To see if the gene were truly kaput, the researchers gathered blood plasma from a range of mammal species. They then added pesticides to the plasma.

The plasma from land mammals quickly broke down the chemicals. But plasma from dolphins, manatees, sea lions and elephant seals failed to clear the pesticides.

Mammals did not evolve the paraoxonase enzyme to fight the pesticides humans have invented over the past century. After all, the animals have had the adaptation for millions of years.

But paraoxonase breaks down other harmful molecules that our own bodies naturally produce. These oxygen-bearing molecules can damage our cells, causing a variety of problems like a buildup of plaque on the walls of blood vessels.

People who make low levels of paraoxonase run a greater risk of atherosclerosis and heart disease.

So why did marine mammals lose such an important gene? One possibility is that their bodies abandoned paraoxonase when they started taking long dives.

In preparation, the animals suck in tremendous amounts of oxygen, which may create a lot of damaging oxygen-bearing molecules.

Marine mammals may have evolved a new, more powerful way to defend against oxygen-bearing molecules, making PON1 unnecessary, Meyer and her colleagues speculated.

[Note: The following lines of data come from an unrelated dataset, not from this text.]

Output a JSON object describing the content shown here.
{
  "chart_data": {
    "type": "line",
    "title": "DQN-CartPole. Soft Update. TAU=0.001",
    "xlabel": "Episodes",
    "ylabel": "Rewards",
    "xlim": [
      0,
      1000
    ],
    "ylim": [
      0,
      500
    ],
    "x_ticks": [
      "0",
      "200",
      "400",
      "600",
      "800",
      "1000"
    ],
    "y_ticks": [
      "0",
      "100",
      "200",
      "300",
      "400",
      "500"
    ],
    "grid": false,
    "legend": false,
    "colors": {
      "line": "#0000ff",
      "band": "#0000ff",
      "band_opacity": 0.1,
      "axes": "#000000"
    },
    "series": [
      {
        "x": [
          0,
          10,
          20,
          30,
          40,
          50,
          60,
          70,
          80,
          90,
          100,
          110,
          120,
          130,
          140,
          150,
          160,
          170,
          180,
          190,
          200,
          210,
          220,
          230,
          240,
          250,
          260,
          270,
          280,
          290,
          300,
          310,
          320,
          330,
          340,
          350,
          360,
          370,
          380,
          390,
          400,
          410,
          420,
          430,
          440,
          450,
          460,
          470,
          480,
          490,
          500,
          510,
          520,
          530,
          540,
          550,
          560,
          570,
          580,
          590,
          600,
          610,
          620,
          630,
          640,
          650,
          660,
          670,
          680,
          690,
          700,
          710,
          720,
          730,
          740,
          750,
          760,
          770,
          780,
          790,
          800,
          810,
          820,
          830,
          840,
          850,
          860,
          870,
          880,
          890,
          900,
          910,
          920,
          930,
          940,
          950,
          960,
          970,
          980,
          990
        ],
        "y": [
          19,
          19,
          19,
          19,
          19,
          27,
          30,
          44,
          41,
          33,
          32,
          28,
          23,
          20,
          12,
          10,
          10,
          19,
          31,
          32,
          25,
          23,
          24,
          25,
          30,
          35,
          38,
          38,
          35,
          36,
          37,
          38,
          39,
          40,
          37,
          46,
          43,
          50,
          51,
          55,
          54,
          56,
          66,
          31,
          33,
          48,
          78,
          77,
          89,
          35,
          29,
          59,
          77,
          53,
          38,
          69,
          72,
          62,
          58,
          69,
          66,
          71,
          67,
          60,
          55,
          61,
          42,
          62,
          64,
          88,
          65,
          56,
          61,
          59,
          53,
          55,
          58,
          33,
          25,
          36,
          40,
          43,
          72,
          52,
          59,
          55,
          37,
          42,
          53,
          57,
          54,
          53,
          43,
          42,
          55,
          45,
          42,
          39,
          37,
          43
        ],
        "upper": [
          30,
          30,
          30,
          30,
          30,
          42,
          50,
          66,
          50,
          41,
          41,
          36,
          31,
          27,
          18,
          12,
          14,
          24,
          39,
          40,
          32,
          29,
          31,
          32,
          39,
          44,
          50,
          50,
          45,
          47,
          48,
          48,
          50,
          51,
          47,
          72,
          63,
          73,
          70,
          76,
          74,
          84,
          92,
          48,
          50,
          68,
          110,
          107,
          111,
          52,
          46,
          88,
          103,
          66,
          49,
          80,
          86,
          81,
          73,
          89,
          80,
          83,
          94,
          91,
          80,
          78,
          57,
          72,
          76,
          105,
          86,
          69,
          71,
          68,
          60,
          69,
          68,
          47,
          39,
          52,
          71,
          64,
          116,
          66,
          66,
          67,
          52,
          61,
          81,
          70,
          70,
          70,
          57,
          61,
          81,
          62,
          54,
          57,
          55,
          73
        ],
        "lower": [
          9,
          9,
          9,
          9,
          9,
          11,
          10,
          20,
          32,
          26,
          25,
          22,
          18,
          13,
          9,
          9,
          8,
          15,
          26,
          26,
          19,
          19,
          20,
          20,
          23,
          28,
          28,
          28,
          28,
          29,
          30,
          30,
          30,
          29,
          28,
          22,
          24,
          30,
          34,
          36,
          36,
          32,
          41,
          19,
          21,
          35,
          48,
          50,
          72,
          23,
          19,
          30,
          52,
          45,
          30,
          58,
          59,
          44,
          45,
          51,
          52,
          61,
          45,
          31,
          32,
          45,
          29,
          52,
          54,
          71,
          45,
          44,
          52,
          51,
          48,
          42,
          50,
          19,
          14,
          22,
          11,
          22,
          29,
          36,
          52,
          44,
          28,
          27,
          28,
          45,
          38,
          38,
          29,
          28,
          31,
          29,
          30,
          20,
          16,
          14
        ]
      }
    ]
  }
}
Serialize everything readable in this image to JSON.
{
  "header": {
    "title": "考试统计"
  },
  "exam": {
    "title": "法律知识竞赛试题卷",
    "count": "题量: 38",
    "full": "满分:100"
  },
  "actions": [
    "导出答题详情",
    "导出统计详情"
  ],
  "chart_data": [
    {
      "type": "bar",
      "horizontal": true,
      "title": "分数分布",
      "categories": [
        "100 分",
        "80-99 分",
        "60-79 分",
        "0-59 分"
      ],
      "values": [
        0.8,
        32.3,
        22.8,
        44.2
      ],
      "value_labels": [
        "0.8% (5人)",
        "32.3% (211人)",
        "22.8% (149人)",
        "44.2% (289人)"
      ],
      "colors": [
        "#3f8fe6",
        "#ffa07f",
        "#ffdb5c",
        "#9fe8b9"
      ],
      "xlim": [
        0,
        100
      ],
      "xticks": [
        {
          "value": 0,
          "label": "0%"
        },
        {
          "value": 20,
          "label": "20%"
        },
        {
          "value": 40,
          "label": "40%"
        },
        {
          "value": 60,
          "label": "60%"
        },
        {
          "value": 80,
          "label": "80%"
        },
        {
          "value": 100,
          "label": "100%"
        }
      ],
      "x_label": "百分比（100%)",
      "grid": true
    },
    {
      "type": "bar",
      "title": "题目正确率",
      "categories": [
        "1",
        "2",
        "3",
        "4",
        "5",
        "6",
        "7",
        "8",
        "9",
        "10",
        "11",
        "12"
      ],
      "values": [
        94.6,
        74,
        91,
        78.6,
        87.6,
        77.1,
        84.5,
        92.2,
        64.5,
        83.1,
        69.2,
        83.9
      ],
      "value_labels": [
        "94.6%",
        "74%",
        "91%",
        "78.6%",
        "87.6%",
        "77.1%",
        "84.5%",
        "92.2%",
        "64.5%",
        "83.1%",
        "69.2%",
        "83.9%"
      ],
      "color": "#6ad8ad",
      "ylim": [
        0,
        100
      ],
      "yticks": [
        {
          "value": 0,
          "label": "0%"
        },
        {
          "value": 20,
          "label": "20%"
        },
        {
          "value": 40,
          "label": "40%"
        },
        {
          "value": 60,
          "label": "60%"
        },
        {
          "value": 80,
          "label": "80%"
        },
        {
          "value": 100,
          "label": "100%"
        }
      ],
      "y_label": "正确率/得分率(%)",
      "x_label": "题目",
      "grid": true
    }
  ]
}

They are carrying out more research to pin down the reason, and they are also investigating what this legacy means today with the introduction of organophosphates as pesticides.

Some organophosphate pesticides are widely used on farms, despite decades of research indicating that they can cause brain damage in children. In some parts of the world, marine mammals may be exposed to the chemicals on a regular basis.

In Florida, for example, manatees swim up canals that run straight through farmland. Bottlenose dolphins spend a lot of time in bays where farm runoff ends up. Marine mammals may be slowly accumulating the pesticides in their bodies. Or exposure may take the form of a sudden influx if a hard rain comes down right after farmers spray their fields.

Clark and his colleagues plan to examine manatees and dolphins for a buildup of organophosphates with a test now given to farmworkers.

“I don’t have any foregone conclusions,” said Clark. “I just want to get some answers.”